Built from the repo's knowledge graph (graphify, 5,409 nodes) — boot spine traced via runStart()buildRuntime(), then verified line-by-line against cmd/ductile/runtime.go.

1. The big picture

Ductile is an integration gateway: plugins do side-effects, the core owns all orchestration ("plugins stay dumb" — AGENTS.md, Idiom 3). Boot is therefore not "open a port and go"; it is a sequence of refusal gates followed by the assembly of four trigger planes that all converge on one queue and one dispatcher.
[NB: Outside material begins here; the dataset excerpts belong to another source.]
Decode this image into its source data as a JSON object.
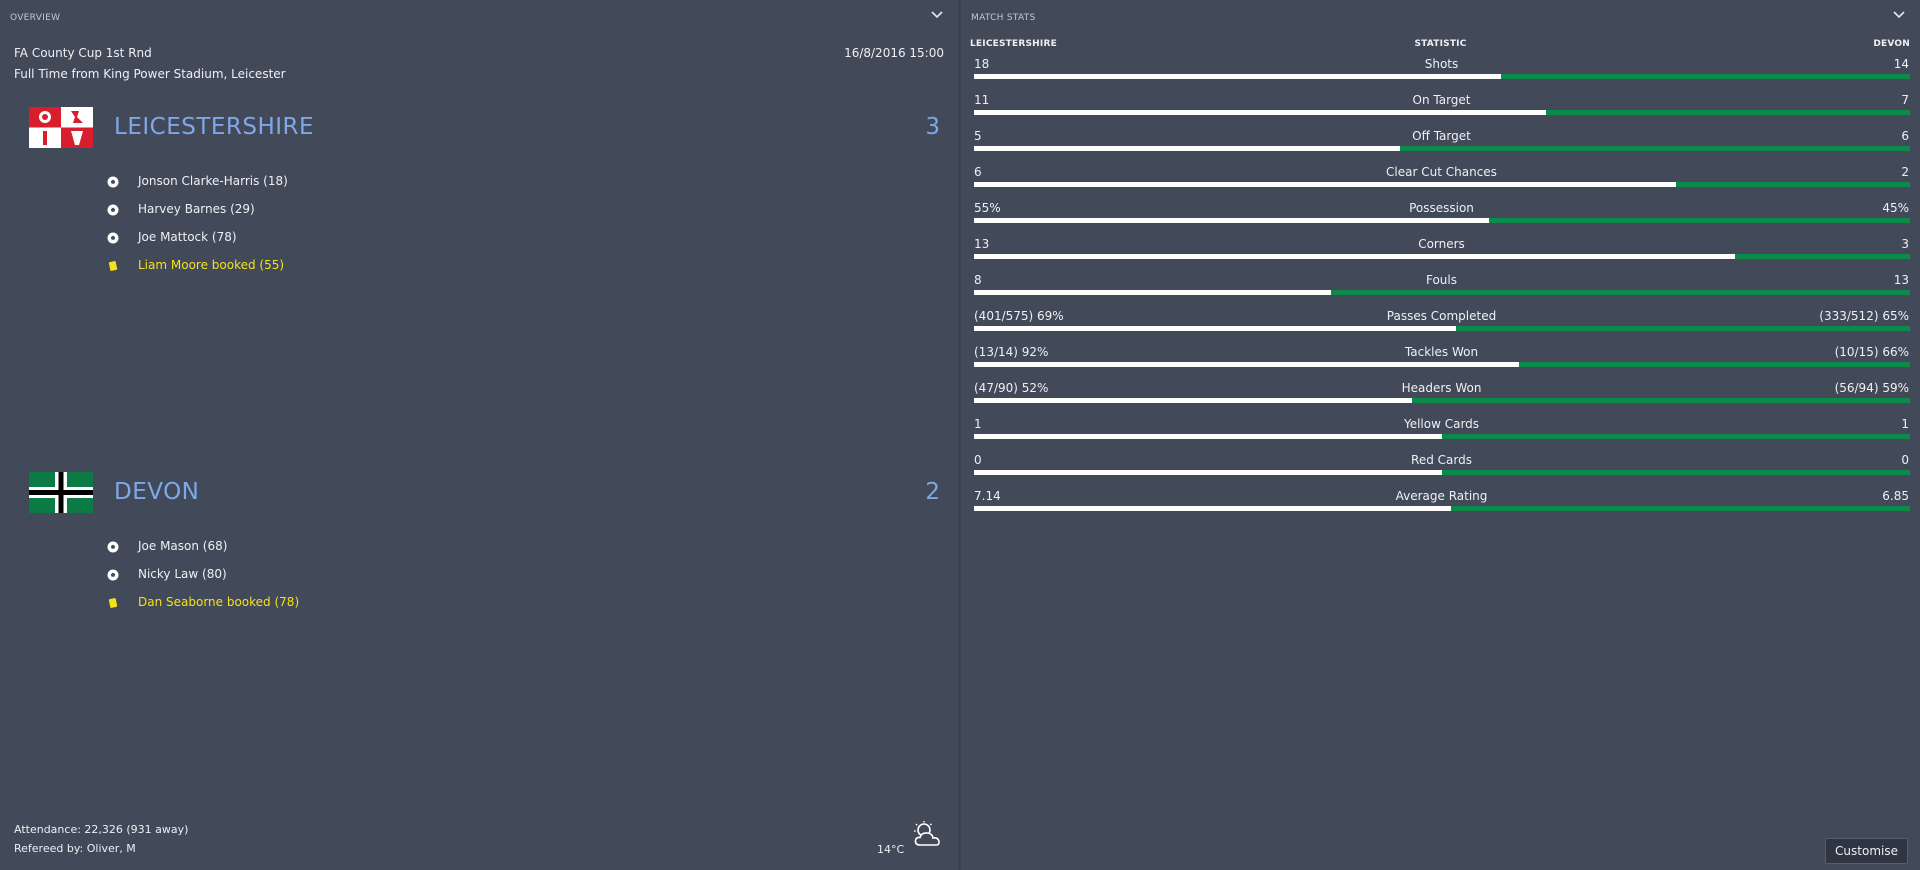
{
  "overview": {
    "panel_title": "OVERVIEW",
    "competition": "FA County Cup 1st Rnd",
    "venue_line": "Full Time from King Power Stadium, Leicester",
    "datetime": "16/8/2016 15:00",
    "home_team": {
      "name": "LEICESTERSHIRE",
      "score": "3",
      "events": [
        {
          "type": "goal",
          "icon": "football-icon",
          "text": "Jonson Clarke-Harris (18)"
        },
        {
          "type": "goal",
          "icon": "football-icon",
          "text": "Harvey Barnes (29)"
        },
        {
          "type": "goal",
          "icon": "football-icon",
          "text": "Joe Mattock (78)"
        },
        {
          "type": "booking",
          "icon": "yellow-card-icon",
          "text": "Liam Moore booked (55)"
        }
      ]
    },
    "away_team": {
      "name": "DEVON",
      "score": "2",
      "events": [
        {
          "type": "goal",
          "icon": "football-icon",
          "text": "Joe Mason (68)"
        },
        {
          "type": "goal",
          "icon": "football-icon",
          "text": "Nicky Law (80)"
        },
        {
          "type": "booking",
          "icon": "yellow-card-icon",
          "text": "Dan Seaborne booked (78)"
        }
      ]
    },
    "attendance": "Attendance: 22,326 (931 away)",
    "referee": "Refereed by: Oliver, M",
    "temperature": "14°C",
    "weather_icon": "partly-cloudy-icon"
  },
  "match_stats": {
    "panel_title": "MATCH STATS",
    "head_left": "LEICESTERSHIRE",
    "head_center": "STATISTIC",
    "head_right": "DEVON",
    "rows": [
      {
        "name": "Shots",
        "home": "18",
        "away": "14",
        "home_share": 0.5625
      },
      {
        "name": "On Target",
        "home": "11",
        "away": "7",
        "home_share": 0.611
      },
      {
        "name": "Off Target",
        "home": "5",
        "away": "6",
        "home_share": 0.455
      },
      {
        "name": "Clear Cut Chances",
        "home": "6",
        "away": "2",
        "home_share": 0.75
      },
      {
        "name": "Possession",
        "home": "55%",
        "away": "45%",
        "home_share": 0.55
      },
      {
        "name": "Corners",
        "home": "13",
        "away": "3",
        "home_share": 0.8125
      },
      {
        "name": "Fouls",
        "home": "8",
        "away": "13",
        "home_share": 0.381
      },
      {
        "name": "Passes Completed",
        "home": "(401/575) 69%",
        "away": "(333/512) 65%",
        "home_share": 0.515
      },
      {
        "name": "Tackles Won",
        "home": "(13/14) 92%",
        "away": "(10/15) 66%",
        "home_share": 0.582
      },
      {
        "name": "Headers Won",
        "home": "(47/90) 52%",
        "away": "(56/94) 59%",
        "home_share": 0.468
      },
      {
        "name": "Yellow Cards",
        "home": "1",
        "away": "1",
        "home_share": 0.5
      },
      {
        "name": "Red Cards",
        "home": "0",
        "away": "0",
        "home_share": 0.5
      },
      {
        "name": "Average Rating",
        "home": "7.14",
        "away": "6.85",
        "home_share": 0.51
      }
    ],
    "customise_label": "Customise"
  },
  "colors": {
    "background": "#424959",
    "team_accent": "#7fa8e6",
    "booking_yellow": "#f4e21a",
    "bar_home": "#ffffff",
    "bar_away": "#0b8a4a"
  }
}
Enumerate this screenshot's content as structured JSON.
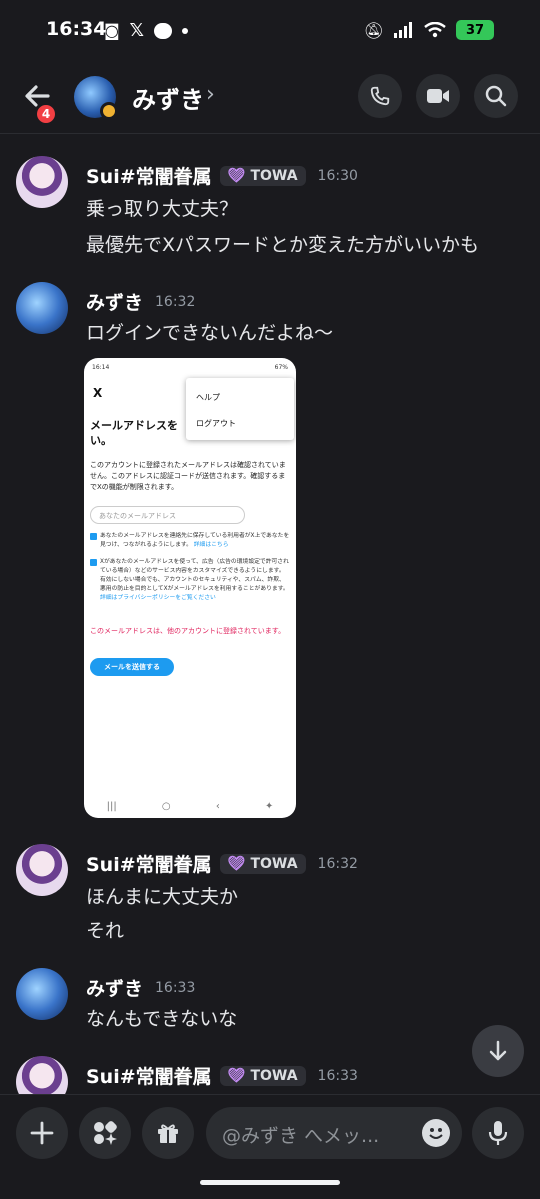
{
  "status_bar": {
    "time": "16:34",
    "battery": "37"
  },
  "header": {
    "back_badge": "4",
    "contact_name": "みずき"
  },
  "messages": [
    {
      "author": "Sui#常闇眷属",
      "tag": "TOWA",
      "time": "16:30",
      "lines": [
        "乗っ取り大丈夫？",
        "最優先でXパスワードとか変えた方がいいかも"
      ]
    },
    {
      "author": "みずき",
      "time": "16:32",
      "lines": [
        "ログインできないんだよね〜"
      ]
    },
    {
      "author": "Sui#常闇眷属",
      "tag": "TOWA",
      "time": "16:32",
      "lines": [
        "ほんまに大丈夫か",
        "それ"
      ]
    },
    {
      "author": "みずき",
      "time": "16:33",
      "lines": [
        "なんもできないな"
      ]
    },
    {
      "author": "Sui#常闇眷属",
      "tag": "TOWA",
      "time": "16:33",
      "lines": []
    }
  ],
  "attachment": {
    "status_time": "16:14",
    "status_right": "67%",
    "x_label": "X",
    "menu": [
      "ヘルプ",
      "ログアウト"
    ],
    "title": "メールアドレスを　　　　い。",
    "body": "このアカウントに登録されたメールアドレスは確認されていません。このアドレスに認証コードが送信されます。確認するまでXの機能が制限されます。",
    "placeholder": "あなたのメールアドレス",
    "check1": "あなたのメールアドレスを連絡先に保存している利用者がX上であなたを見つけ、つながれるようにします。",
    "check1_link": "詳細はこちら",
    "check2": "Xがあなたのメールアドレスを使って、広告（広告の環境設定で許可されている場合）などのサービス内容をカスタマイズできるようにします。有効にしない場合でも、アカウントのセキュリティや、スパム、詐欺、悪用の防止を目的としてXがメールアドレスを利用することがあります。",
    "check2_link": "詳細はプライバシーポリシーをご覧ください",
    "error": "このメールアドレスは、他のアカウントに登録されています。",
    "button": "メールを送信する"
  },
  "composer": {
    "placeholder": "@みずき へメッ..."
  },
  "icons": {
    "back": "arrow-left-icon",
    "call": "phone-icon",
    "video": "video-icon",
    "search": "search-icon",
    "scroll_down": "arrow-down-icon",
    "add": "plus-icon",
    "apps": "apps-icon",
    "gift": "gift-icon",
    "emoji": "emoji-icon",
    "mic": "mic-icon"
  }
}
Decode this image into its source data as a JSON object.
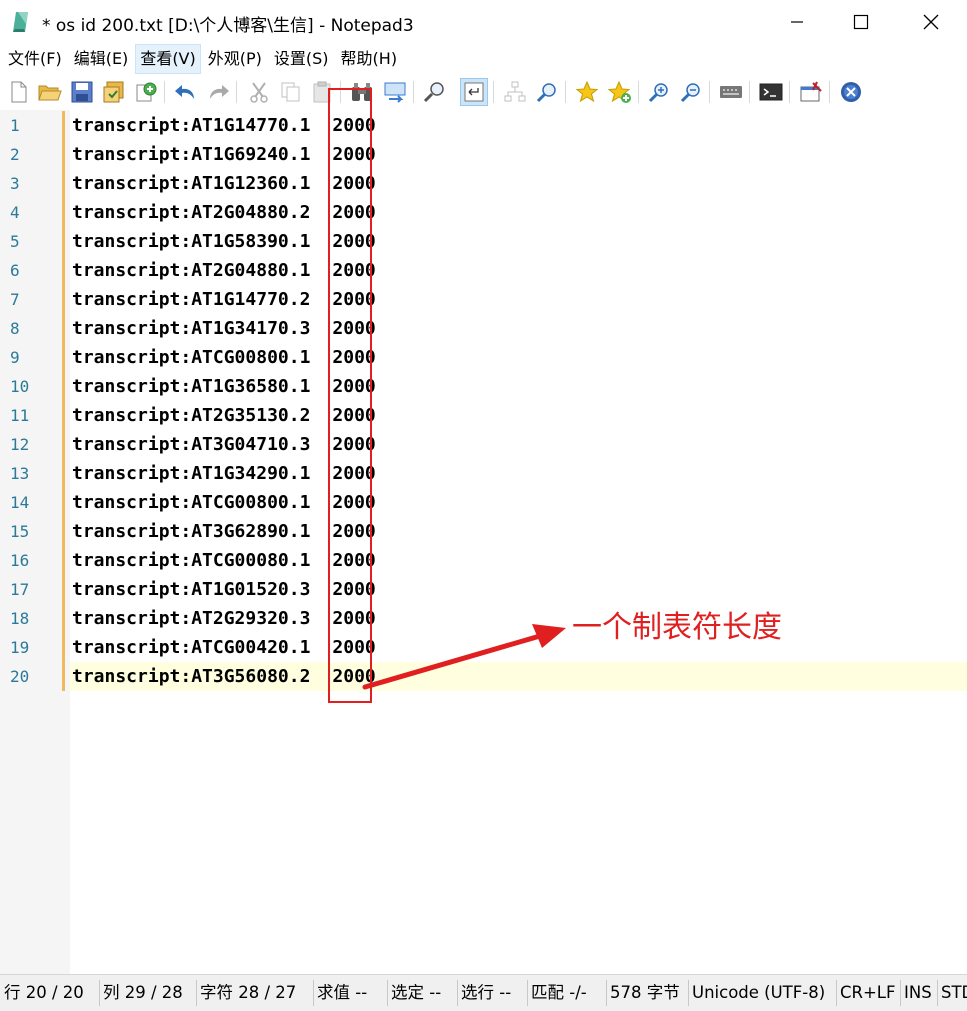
{
  "window": {
    "title": "* os id 200.txt [D:\\个人博客\\生信] - Notepad3",
    "controls": {
      "minimize": "—",
      "maximize": "☐",
      "close": "✕"
    }
  },
  "menu": {
    "items": [
      "文件(F)",
      "编辑(E)",
      "查看(V)",
      "外观(P)",
      "设置(S)",
      "帮助(H)"
    ],
    "active_index": 2
  },
  "toolbar": {
    "icons": [
      "new-file-icon",
      "open-folder-icon",
      "save-icon",
      "save-as-icon",
      "save-copy-icon",
      "undo-icon",
      "redo-icon",
      "cut-icon",
      "copy-icon",
      "paste-icon",
      "find-icon",
      "replace-icon",
      "find-in-files-icon",
      "word-wrap-icon",
      "schema-icon",
      "find-zoom-icon",
      "favorite-star-icon",
      "add-favorite-icon",
      "zoom-in-icon",
      "zoom-out-icon",
      "keyboard-icon",
      "terminal-icon",
      "pin-icon",
      "close-file-icon"
    ]
  },
  "editor": {
    "lines": [
      {
        "num": "1",
        "id": "transcript:AT1G14770.1",
        "val": "2000"
      },
      {
        "num": "2",
        "id": "transcript:AT1G69240.1",
        "val": "2000"
      },
      {
        "num": "3",
        "id": "transcript:AT1G12360.1",
        "val": "2000"
      },
      {
        "num": "4",
        "id": "transcript:AT2G04880.2",
        "val": "2000"
      },
      {
        "num": "5",
        "id": "transcript:AT1G58390.1",
        "val": "2000"
      },
      {
        "num": "6",
        "id": "transcript:AT2G04880.1",
        "val": "2000"
      },
      {
        "num": "7",
        "id": "transcript:AT1G14770.2",
        "val": "2000"
      },
      {
        "num": "8",
        "id": "transcript:AT1G34170.3",
        "val": "2000"
      },
      {
        "num": "9",
        "id": "transcript:ATCG00800.1",
        "val": "2000"
      },
      {
        "num": "10",
        "id": "transcript:AT1G36580.1",
        "val": "2000"
      },
      {
        "num": "11",
        "id": "transcript:AT2G35130.2",
        "val": "2000"
      },
      {
        "num": "12",
        "id": "transcript:AT3G04710.3",
        "val": "2000"
      },
      {
        "num": "13",
        "id": "transcript:AT1G34290.1",
        "val": "2000"
      },
      {
        "num": "14",
        "id": "transcript:ATCG00800.1",
        "val": "2000"
      },
      {
        "num": "15",
        "id": "transcript:AT3G62890.1",
        "val": "2000"
      },
      {
        "num": "16",
        "id": "transcript:ATCG00080.1",
        "val": "2000"
      },
      {
        "num": "17",
        "id": "transcript:AT1G01520.3",
        "val": "2000"
      },
      {
        "num": "18",
        "id": "transcript:AT2G29320.3",
        "val": "2000"
      },
      {
        "num": "19",
        "id": "transcript:ATCG00420.1",
        "val": "2000"
      },
      {
        "num": "20",
        "id": "transcript:AT3G56080.2",
        "val": "2000"
      }
    ],
    "current_line": 20
  },
  "annotation": {
    "label": "一个制表符长度",
    "color": "#e02020"
  },
  "statusbar": {
    "fields": [
      "行  20 / 20",
      "列  29 / 28",
      "字符  28 / 27",
      "求值  --",
      "选定  --",
      "选行  --",
      "匹配  -/-",
      "578 字节",
      "Unicode (UTF-8)",
      "CR+LF",
      "INS",
      "STD"
    ]
  },
  "colors": {
    "line_number": "#2b7a99",
    "gutter_bg": "#f5f5f5",
    "current_line_bg": "#ffffe0",
    "annotation": "#e02020"
  }
}
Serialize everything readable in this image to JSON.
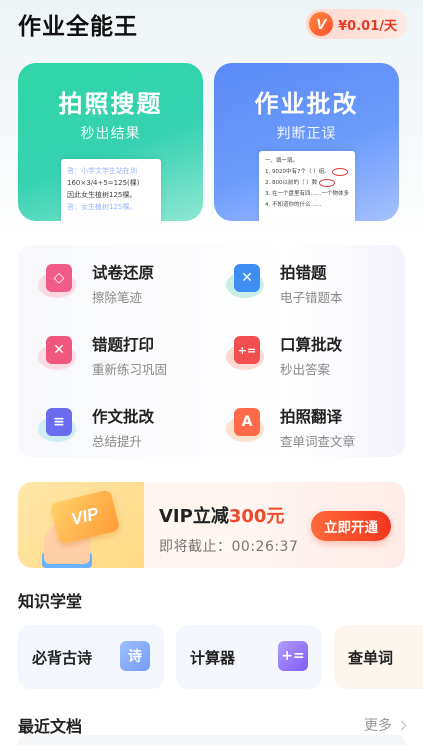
{
  "header": {
    "title": "作业全能王",
    "vip_badge": "V",
    "vip_price": "¥0.01/天"
  },
  "hero": [
    {
      "title": "拍照搜题",
      "subtitle": "秒出结果",
      "paper_lines": [
        "答：小学文学生站在圳",
        "160×3/4÷5=125(棵)",
        "因此女生植树125棵。",
        "答：女生植树125棵。"
      ]
    },
    {
      "title": "作业批改",
      "subtitle": "判断正误",
      "paper_lines": [
        "一、填一填。",
        "1. 9020中有7个（ ）组。",
        "2. 800以前的（ ）数",
        "3. 在一个盘里有四……一个物体多",
        "4. 不知道你的什么……"
      ]
    }
  ],
  "features": [
    {
      "label": "试卷还原",
      "sub": "擦除笔迹",
      "icon": "eraser-icon",
      "color": "#f25c8a",
      "blob": "#ffc1d2",
      "glyph": "◇"
    },
    {
      "label": "拍错题",
      "sub": "电子错题本",
      "icon": "error-book-icon",
      "color": "#3d8ef0",
      "blob": "#9fe0d6",
      "glyph": "✕"
    },
    {
      "label": "错题打印",
      "sub": "重新练习巩固",
      "icon": "printer-icon",
      "color": "#f0577e",
      "blob": "#ffc3d5",
      "glyph": "✕"
    },
    {
      "label": "口算批改",
      "sub": "秒出答案",
      "icon": "calculator-icon",
      "color": "#f25050",
      "blob": "#ffb9ae",
      "glyph": "+="
    },
    {
      "label": "作文批改",
      "sub": "总结提升",
      "icon": "essay-icon",
      "color": "#6b6df0",
      "blob": "#a9e6ee",
      "glyph": "≡"
    },
    {
      "label": "拍照翻译",
      "sub": "查单词查文章",
      "icon": "translate-icon",
      "color": "#ff6a4a",
      "blob": "#ffc9a8",
      "glyph": "A"
    }
  ],
  "vip_banner": {
    "card_text": "VIP",
    "line1_prefix": "VIP立减",
    "line1_amount": "300元",
    "line2": "即将截止：00:26:37",
    "button": "立即开通"
  },
  "knowledge": {
    "title": "知识学堂",
    "items": [
      {
        "label": "必背古诗",
        "icon_text": "诗",
        "icon": "poem-icon"
      },
      {
        "label": "计算器",
        "icon_text": "+=",
        "icon": "calculator-icon"
      },
      {
        "label": "查单词",
        "icon_text": "",
        "icon": ""
      }
    ]
  },
  "recent": {
    "title": "最近文档",
    "more": "更多"
  }
}
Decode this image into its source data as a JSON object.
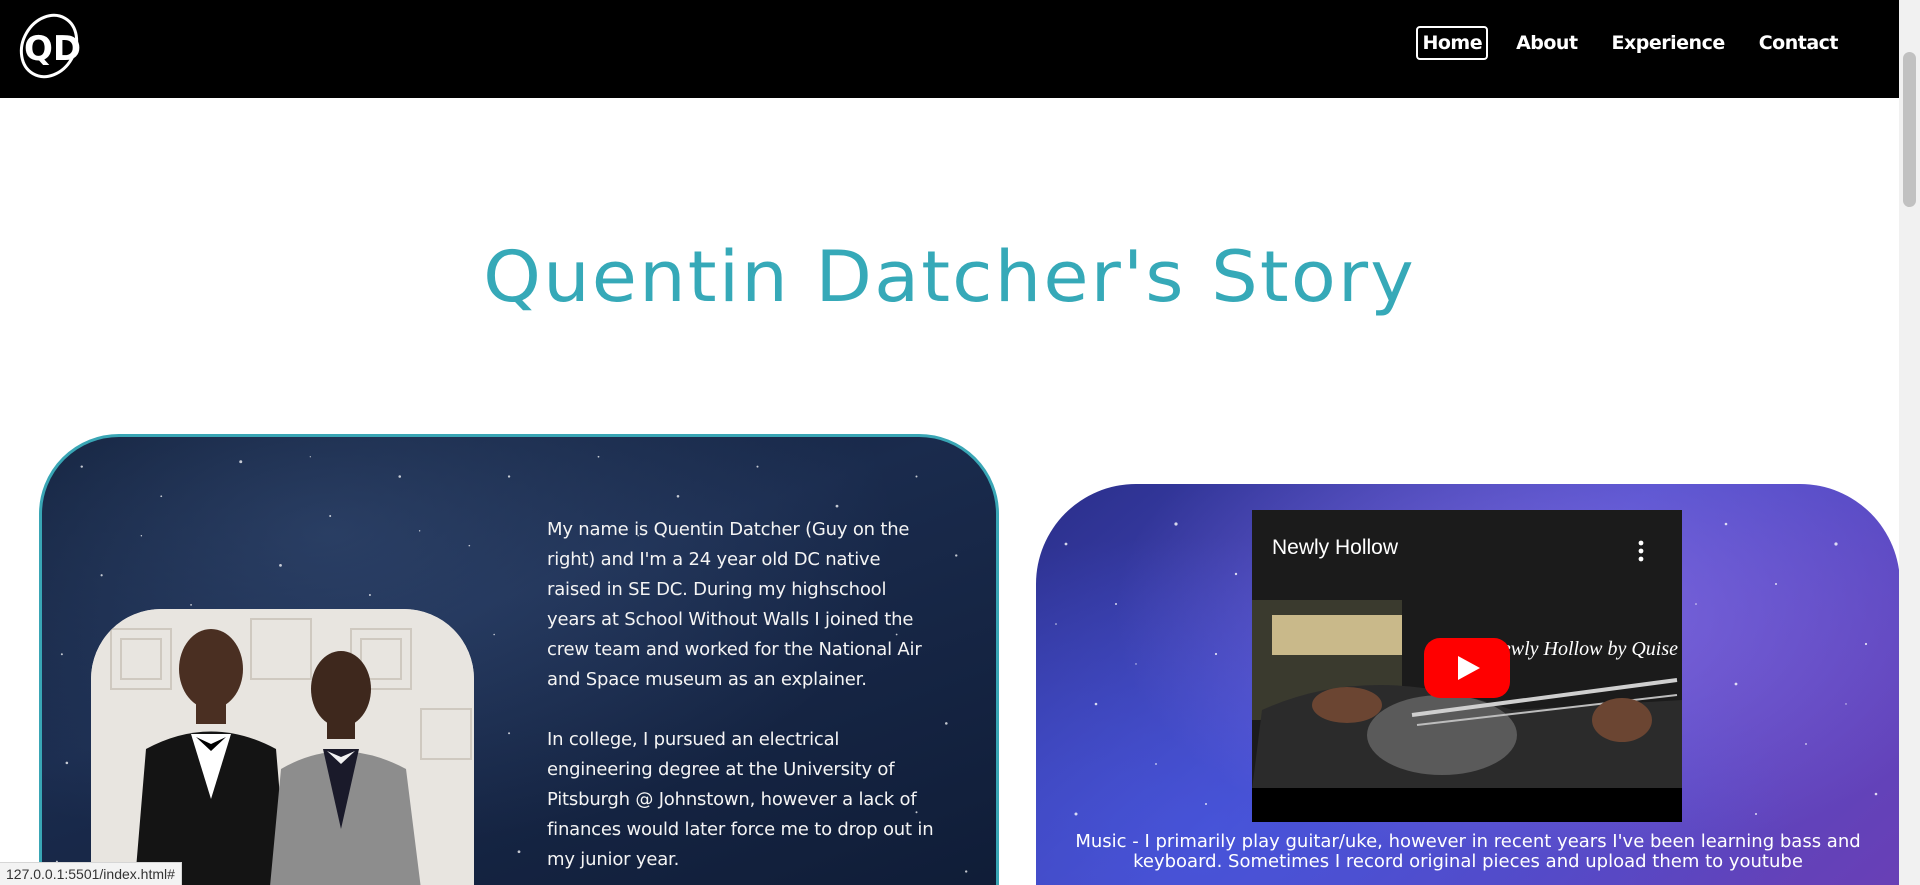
{
  "navbar": {
    "logo_text": "QD",
    "links": [
      {
        "label": "Home",
        "active": true
      },
      {
        "label": "About",
        "active": false
      },
      {
        "label": "Experience",
        "active": false
      },
      {
        "label": "Contact",
        "active": false
      }
    ]
  },
  "page": {
    "title": "Quentin Datcher's Story"
  },
  "story": {
    "paragraph1": "My name is Quentin Datcher (Guy on the right) and I'm a 24 year old DC native raised in SE DC. During my highschool years at School Without Walls I joined the crew team and worked for the National Air and Space museum as an explainer.",
    "paragraph2": "In college, I pursued an electrical engineering degree at the University of Pitsburgh @ Johnstown, however a lack of finances would later force me to drop out in my junior year."
  },
  "video": {
    "title": "Newly Hollow",
    "caption": "Newly Hollow by Quise"
  },
  "music": {
    "text": "Music - I primarily play guitar/uke, however in recent years I've been learning bass and keyboard. Sometimes I record original pieces and upload them to youtube"
  },
  "status_bar": {
    "url": "127.0.0.1:5501/index.html#"
  },
  "colors": {
    "accent": "#36a9b8",
    "navbar": "#000000"
  }
}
If any gate fails, the gateway does not limp — it refuses to start, loudly, with the reason.

flowchart TD
    A["<b>ductile system start</b><br/><small>CLI entry · main.go:31 → runtime.go:908</small>"]
    B["Config resolution & load (with vault decrypt)<br/><small>runtime.go:916–937</small>"]
    C["PID lock — exactly one instance<br/><small>runtime.go:939</small>"]
    D["buildRuntime(): symlink scan → plugin discovery<br/><small>runtime.go:352–401</small>"]
    E["Admission gates: integrity seal · doctor · strict decode<br/><small>runtime.go:443–499</small>"]
    F["SQLite open → pipelines compiled → config snapshot<br/><small>runtime.go:508–571</small>"]
    G["Queue · state stores · event hub · scheduler · admitter<br/><small>runtime.go:573–610</small>"]
    H["Boot posture decision + privsep boot gate<br/><small>runtime.go:641–714</small>"]
    I["Dispatcher · relay · scheduler start · API bind · webhooks<br/><small>runtime.go:716–881</small>"]
    J["<b>READY</b> — signal loop supervising, four trigger planes live<br/><small>runtime.go:967–993</small>"]

    A --> B
    B -->|"refuses: no config found / vault load error"| C
    C -->|"refuses: another instance running"| D
    D -->|"refuses: symlinks (unless allowed), discovery failure"| E
    E -->|"refuses: drift, invalid config, unknown keys"| F
    F --> G
    G --> H
    H -->|"refuses: capability/accounts mismatch, side-doors (strict)"| I
    I -->|"refuses: token resolution fails, bind fails"| J

    style D stroke:#ff7b72
    style E stroke:#ff7b72
    style H stroke:#c792ea
    style J stroke:#7ee08a

2. Phase 0 — CLI entry & config resolution

  1. main() hands straight to runCLI() (cmd/ductile/main.go:31,35) — a noun-verb CLI; system start routes to runStart() (cmd/ductile/runtime.go:908).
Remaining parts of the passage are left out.